只見線がトンネルからでて、またトンネルにはいる地点に休憩所があり、セローをとめた。

田子倉休憩所だっただろうか。ここに只見線の列車が走ってきてくれればよいのだが、本数がすくないから出会えない。結局このツーリングでは走っている只見線の列車には会えなかった。

田子倉湖畔までくだってきた。湖は近くからからながめても神秘的な魅力がある。ここでカワサキW650の方と会った。同い年くらいのライダーで、氏は只見町でパンクしてしまったそうだ。運よく自転車店の近くだったので、そこで手早く修理もしてもらえたとのこと。しかしタイヤはカワサキのショップで交換したばかりで、リムに異物がはさまっていたそうだ。ショップの考えられないミスで、W氏はいきどおっていた。

湖畔からダムの上にゆくことができる。堰堤から只見町方向をみるが、雲が気になってしまう。雨にふられたくはないのだ。

JR只見駅にやってきた。

駅のホームには案山子がたくさんいる。

しかしここは風がなくてひどく暑い。空の色もわるくなってきたので、スーパーのブイチューンで買物をしてキャンプ場にゆくことにした。

14時すぎに奥会津ただみの森キャンプ場に到着した。バイクのソロ・キャンプは1000円である。おどろいたことにキャンパーは私のほかにバイクの2台だけだ。ファミリーもグループもいない。キャンプ・ブームはおわったと聞いていたが、ほんとうだったのだ。野営は異様なほど流行っていたから、ブームがさってくれてよかった。これで落ち着いてキャンプができるというものである。

いつもは西のDサイトに幕営するのだが、今回は管理棟の前のCサイトに場所をきめた。

テントを張ってしまえば雨がきても安心だ。テントの前には中央炊事塔があり、その奥が管理棟だ。ソロ・ライダーのふたりは、管理棟横のBサイトに距離をとってテントをたてている。キャンプの用意がおわったのは15時だった。まだ飲みだすのははやいし、他にすることもない。時間を無為にすごすのは得意ではないので、只見の町を見にゆくことにした。
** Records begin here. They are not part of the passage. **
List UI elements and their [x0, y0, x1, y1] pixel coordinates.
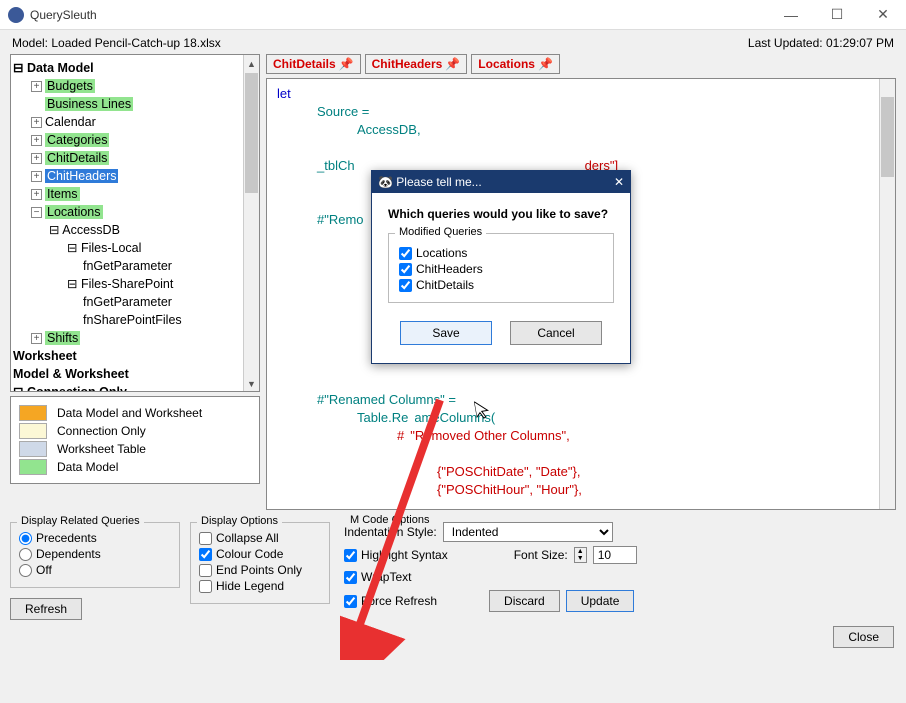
tree-item-shifts[interactable]: +Shifts — [13, 329, 257, 347]
cancel-button[interactable]: Cancel — [510, 321, 602, 345]
chk-endpoints[interactable]: End Points Only — [199, 563, 321, 577]
tree-item-categories[interactable]: +Categories — [13, 131, 257, 149]
tree-item-fn3[interactable]: fnSharePointFiles — [13, 311, 257, 329]
tree-root[interactable]: ⊟ Data Model — [13, 59, 257, 77]
app-title: QuerySleuth — [30, 8, 768, 22]
update-button[interactable]: Update — [566, 590, 635, 612]
fontsize-label: Font Size: — [514, 548, 568, 562]
mcode-options-group: M Code Options Indentation Style: Indent… — [340, 522, 896, 612]
code-scrollbar[interactable] — [879, 79, 895, 509]
fontsize-spinner[interactable]: ▲▼ — [574, 547, 587, 563]
tree-panel[interactable]: ⊟ Data Model +Budgets Business Lines +Ca… — [10, 54, 260, 392]
window-buttons: — ☐ ✕ — [768, 0, 906, 30]
tree-item-filessp[interactable]: ⊟ Files-SharePoint — [13, 275, 257, 293]
legend-swatch-orange — [19, 405, 47, 421]
radio-dependents[interactable]: Dependents — [19, 547, 171, 561]
fontsize-input[interactable] — [593, 546, 637, 564]
maximize-button[interactable]: ☐ — [814, 0, 860, 30]
tree-item-items[interactable]: +Items — [13, 185, 257, 203]
pin-icon[interactable]: 📌 — [538, 57, 553, 71]
app-icon — [8, 7, 24, 23]
pin-icon[interactable]: 📌 — [339, 57, 354, 71]
status-row: Model: Loaded Pencil-Catch-up 18.xlsx La… — [0, 30, 906, 54]
indent-select[interactable]: Indented — [443, 522, 613, 542]
tree-item-accessdb[interactable]: ⊟ AccessDB — [13, 221, 257, 239]
indent-label: Indentation Style: — [344, 525, 437, 539]
dialog-close-icon[interactable]: ✕ — [614, 175, 624, 189]
tree-item-fileslocal[interactable]: ⊟ Files-Local — [13, 239, 257, 257]
radio-off[interactable]: Off — [19, 563, 171, 577]
legend-swatch-cream — [19, 423, 47, 439]
refresh-button[interactable]: Refresh — [10, 598, 82, 620]
dispopts-title: Display Options — [197, 515, 282, 527]
legend-swatch-green — [19, 459, 47, 475]
save-dialog: 🐼 Please tell me... ✕ Which queries woul… — [371, 170, 631, 364]
tab-row: ChitDetails📌 ChitHeaders📌 Locations📌 — [266, 54, 896, 74]
tree-modelworksheet[interactable]: Model & Worksheet — [13, 365, 257, 383]
tree-item-chitdetails[interactable]: +ChitDetails — [13, 149, 257, 167]
titlebar: QuerySleuth — ☐ ✕ — [0, 0, 906, 30]
tree-item-budgets[interactable]: +Budgets — [13, 77, 257, 95]
chk-forcerefresh[interactable]: Force Refresh — [344, 594, 437, 608]
close-button[interactable]: Close — [833, 626, 894, 648]
related-title: Display Related Queries — [17, 515, 144, 527]
mcode-title: M Code Options — [346, 514, 433, 526]
chk-collapseall[interactable]: Collapse All — [199, 531, 321, 545]
dialog-question: Which queries would you like to save? — [388, 207, 614, 221]
display-options-group: Display Options Collapse All Colour Code… — [190, 522, 330, 604]
legend-panel: Data Model and Worksheet Connection Only… — [10, 396, 260, 484]
legend-label-b: Connection Only — [57, 424, 146, 438]
legend-label-d: Data Model — [57, 460, 118, 474]
model-status: Model: Loaded Pencil-Catch-up 18.xlsx — [12, 36, 221, 50]
chk-save-locations[interactable]: Locations — [399, 246, 603, 260]
tree-item-fn2[interactable]: fnGetParameter — [13, 293, 257, 311]
chk-save-chitheaders[interactable]: ChitHeaders — [399, 262, 603, 276]
tree-item-calendar[interactable]: +Calendar — [13, 113, 257, 131]
tree-worksheet[interactable]: Worksheet — [13, 347, 257, 365]
pin-icon[interactable]: 📌 — [445, 57, 460, 71]
chk-highlightsyntax[interactable]: Highlight Syntax — [344, 548, 448, 562]
tab-chitheaders[interactable]: ChitHeaders📌 — [365, 54, 468, 74]
tree-item-chitheaders[interactable]: +ChitHeaders — [13, 167, 257, 185]
tab-locations[interactable]: Locations📌 — [471, 54, 560, 74]
radio-precedents[interactable]: Precedents — [19, 531, 171, 545]
last-updated: Last Updated: 01:29:07 PM — [748, 36, 894, 50]
tree-scrollbar[interactable]: ▲▼ — [243, 55, 259, 391]
modified-queries-title: Modified Queries — [395, 226, 486, 238]
related-queries-group: Display Related Queries Precedents Depen… — [10, 522, 180, 588]
minimize-button[interactable]: — — [768, 0, 814, 30]
tree-connectiononly[interactable]: ⊟ Connection Only — [13, 383, 257, 392]
tree-item-fn1[interactable]: fnGetParameter — [13, 257, 257, 275]
close-window-button[interactable]: ✕ — [860, 0, 906, 30]
tree-item-businesslines[interactable]: Business Lines — [13, 95, 257, 113]
legend-label-c: Worksheet Table — [57, 442, 146, 456]
tree-item-locations[interactable]: −Locations — [13, 203, 257, 221]
chk-colourcode[interactable]: Colour Code — [199, 547, 321, 561]
dialog-icon: 🐼 — [378, 175, 393, 189]
discard-button[interactable]: Discard — [489, 590, 560, 612]
legend-swatch-blue — [19, 441, 47, 457]
tab-chitdetails[interactable]: ChitDetails📌 — [266, 54, 361, 74]
chk-hidelegend[interactable]: Hide Legend — [199, 579, 321, 593]
save-button[interactable]: Save — [400, 321, 492, 345]
dialog-title: Please tell me... — [396, 175, 481, 189]
chk-save-chitdetails[interactable]: ChitDetails — [399, 278, 603, 292]
chk-wraptext[interactable]: WrapText — [344, 570, 411, 584]
legend-label-a: Data Model and Worksheet — [57, 406, 202, 420]
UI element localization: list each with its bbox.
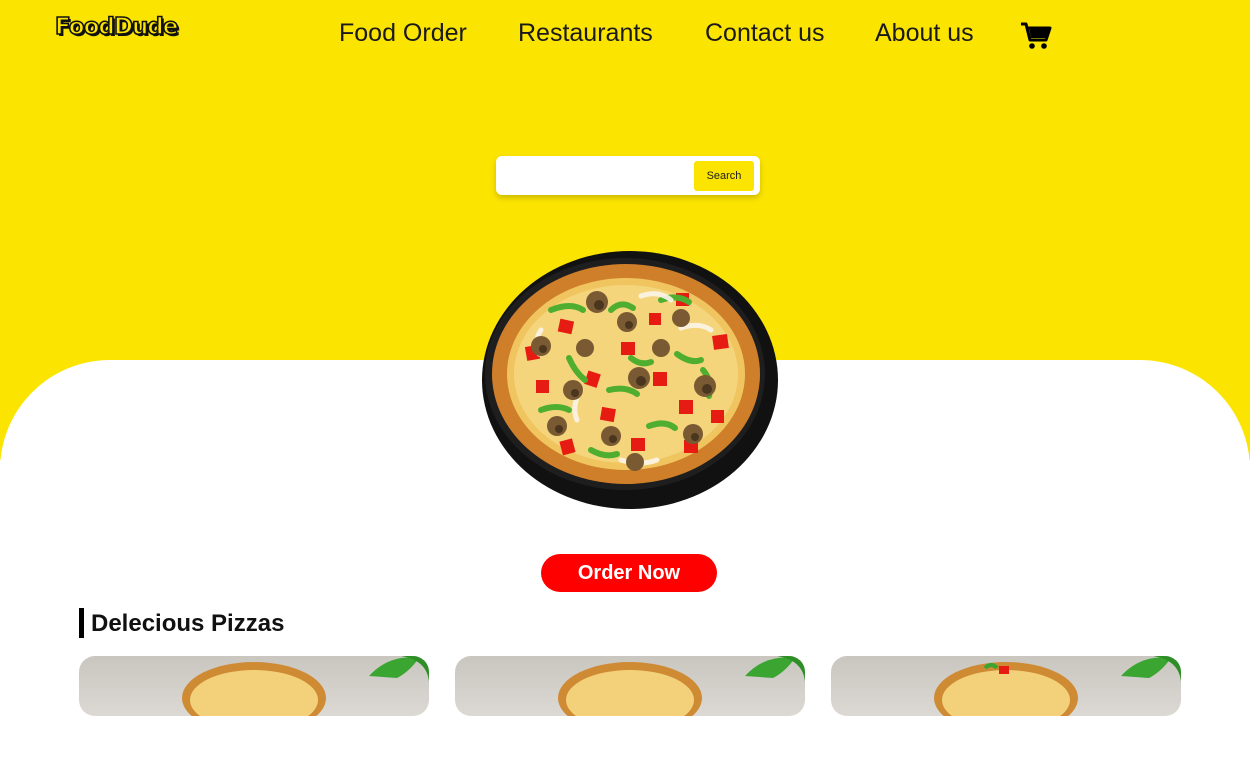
pizza-card-image[interactable]	[455, 656, 805, 716]
search-button[interactable]: Search	[694, 161, 754, 191]
pizza-card-image[interactable]	[79, 656, 429, 716]
nav-food-order[interactable]: Food Order	[339, 19, 467, 48]
main-nav: Food Order Restaurants Contact us About …	[0, 19, 1250, 55]
pizza-card-image[interactable]	[831, 656, 1181, 716]
search-bar: Search	[496, 156, 760, 195]
nav-about-us[interactable]: About us	[875, 19, 974, 48]
order-now-button[interactable]: Order Now	[541, 554, 717, 592]
nav-contact-us[interactable]: Contact us	[705, 19, 825, 48]
cart-icon[interactable]	[1020, 22, 1052, 50]
section-title: Delecious Pizzas	[79, 608, 284, 638]
nav-restaurants[interactable]: Restaurants	[518, 19, 653, 48]
pizza-image	[481, 250, 779, 510]
search-input[interactable]	[502, 161, 692, 192]
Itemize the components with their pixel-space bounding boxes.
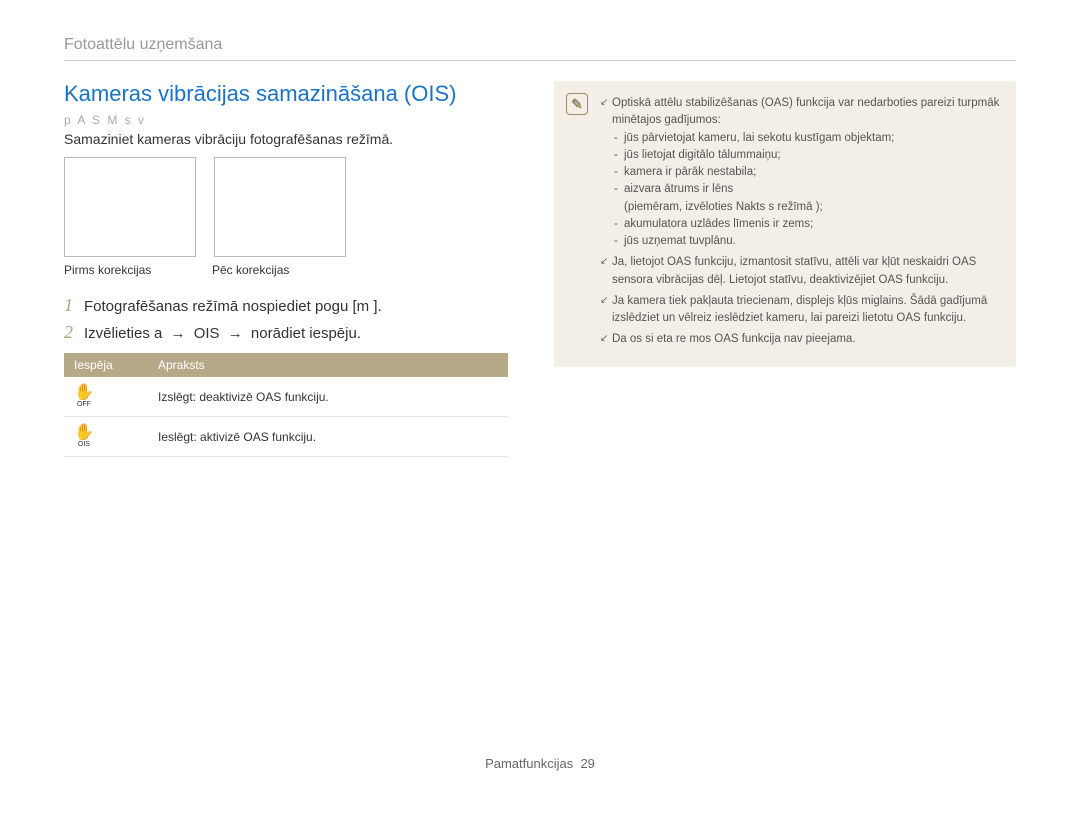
note-subitem: aizvara ātrums ir lēns (piemēram, izvēlo… bbox=[612, 181, 1000, 216]
section-title: Kameras vibrācijas samazināšana (OIS) bbox=[64, 81, 526, 107]
step-2: 2 Izvēlieties a → OIS → norādiet iespēju… bbox=[64, 322, 526, 343]
ois-off-icon: ✋ OFF bbox=[74, 385, 94, 408]
row-desc: Ieslēgt: aktivizē OAS funkciju. bbox=[148, 417, 508, 457]
step-1: 1 Fotografēšanas režīmā nospiediet pogu … bbox=[64, 295, 526, 316]
col-desc: Apraksts bbox=[148, 353, 508, 377]
thumbnail-row bbox=[64, 157, 526, 257]
table-row: ✋ OIS Ieslēgt: aktivizē OAS funkciju. bbox=[64, 417, 508, 457]
caption-before: Pirms korekcijas bbox=[64, 263, 194, 277]
thumb-before bbox=[64, 157, 196, 257]
note-item: Ja kamera tiek pakļauta triecienam, disp… bbox=[600, 293, 1000, 328]
thumb-after bbox=[214, 157, 346, 257]
ois-on-icon: ✋ OIS bbox=[74, 425, 94, 448]
note-item: Optiskā attēlu stabilizēšanas (OAS) funk… bbox=[600, 95, 1000, 250]
options-table: Iespēja Apraksts ✋ OFF Izslēgt: deaktivi… bbox=[64, 353, 508, 457]
note-item: Ja, lietojot OAS funkciju, izmantosit st… bbox=[600, 254, 1000, 289]
mode-letters: p A S M s v bbox=[64, 113, 526, 127]
note-subitem: akumulatora uzlādes līmenis ir zems; bbox=[612, 216, 1000, 233]
step-text: Fotografēšanas režīmā nospiediet pogu [m… bbox=[84, 298, 382, 315]
note-subitem: jūs lietojat digitālo tālummaiņu; bbox=[612, 147, 1000, 164]
footer-page-number: 29 bbox=[580, 756, 594, 771]
note-item: Da os si eta re mos OAS funkcija nav pie… bbox=[600, 331, 1000, 348]
note-icon: ✎ bbox=[566, 93, 588, 115]
arrow-icon: → bbox=[224, 325, 247, 342]
footer-label: Pamatfunkcijas bbox=[485, 756, 573, 771]
col-option: Iespēja bbox=[64, 353, 148, 377]
caption-after: Pēc korekcijas bbox=[212, 263, 342, 277]
note-subitem: jūs uzņemat tuvplānu. bbox=[612, 233, 1000, 250]
note-box: ✎ Optiskā attēlu stabilizēšanas (OAS) fu… bbox=[554, 81, 1016, 367]
intro-text: Samaziniet kameras vibrāciju fotografēša… bbox=[64, 131, 526, 147]
page-footer: Pamatfunkcijas 29 bbox=[0, 756, 1080, 771]
row-desc: Izslēgt: deaktivizē OAS funkciju. bbox=[148, 377, 508, 417]
step-number: 2 bbox=[64, 322, 84, 343]
step-text: Izvēlieties a → OIS → norādiet iespēju. bbox=[84, 325, 361, 342]
arrow-icon: → bbox=[167, 325, 190, 342]
table-row: ✋ OFF Izslēgt: deaktivizē OAS funkciju. bbox=[64, 377, 508, 417]
note-list: Optiskā attēlu stabilizēšanas (OAS) funk… bbox=[600, 95, 1000, 349]
step-number: 1 bbox=[64, 295, 84, 316]
thumbnail-captions: Pirms korekcijas Pēc korekcijas bbox=[64, 263, 526, 277]
steps-list: 1 Fotografēšanas režīmā nospiediet pogu … bbox=[64, 295, 526, 343]
note-subitem: jūs pārvietojat kameru, lai sekotu kustī… bbox=[612, 130, 1000, 147]
note-subitem: kamera ir pārāk nestabila; bbox=[612, 164, 1000, 181]
page-header: Fotoattēlu uzņemšana bbox=[64, 36, 1016, 61]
空は不穏だがすぐに雨はこないようだ。只見の町にゆき、国道から1本はいった通りを探索する。寿司屋やスナック、居酒屋があった。国道沿いには本屋に洋服店、自動車修理工場に重機の整備会社、W650氏がお世話になったとおもわれる自転車店もある。広場に蒸気機関車が展示されていたので見にゆくと、案山子がカッパをきてたくさんたっていた。

しかし只見の町で見るものはなくて、30分ほどでキャンプ場にもどってきた。管理棟の下にあるシャワー室にゆく。

夕立が気になるので、温泉でのんびりする気にはなれなかった。シャワーは200円である。

シャワーで汗をながしたあとで、タコ刺しで飲みだす。

私のいるCサイトにはほかにだれもいない。空いていてとてもよい気分だ。キャンパーはいないが、バンガローにはファミリーや若者のグループがいる。テントよりもそのほうが快適だろう。

雨がぱらつくのでセローにはカッパをかけておいた。

気分よく飲んでいるとトナラーがやってきた。なんでこんなに空いているのにわざわざこっちに来るのだろう。しかもそこはイベント・スペースでサイトではない。よしんば今日はそこでもよいと言われたとしても、トナラーはないだろう。しかも通路にペグを打っている。わからずにやっているのかな。まぁ、夏休みの父子キャンプなのでギリギリゆるす。私も何度もやってよい思い出になっているから。

タコ刺しがおわったところで焼肉を開始する。

スーパーに厚切りの肉は売ってなくて、豚肉ロースの薄切りにした。それにモヤシにシメジだ。酒を焼酎の水割りにかえて肉をやく。

空がゴロゴロとなりだす。虫がいるので蚊取り線香を足下においた。

肉と野菜をジンギスカン鍋でやく。

味つけは焼肉のタレだ。

こんなものだが、やけにおいしくて酒がすすんだ。キャンプではなにをたべてもうまいという法則は、いまだいきている。

焼肉がおわったところで夕立がきた。土砂降りの雨なのでテントににげこむ。空がとどろき、雷のおちる音がひびく。雷雨をツマミにマットの上で焼酎をやる。テントの外が光ってから、音がとどくまでの秒数をはかって落雷との距離を計算する。雷鳴はいちばん近くて2キロほどはなれていた。こうなるとキャンプではテントにとじこめられてしまう。それもまたよしなのだが、狭いところにずっといるのは、心地よいとはおもえない人もおおいだろう。キャンプは不自由なもので、その非日常をたのしむものだ。たのしいばかりではないから、万人にうけるものではない。それでブームは去ったのだろう。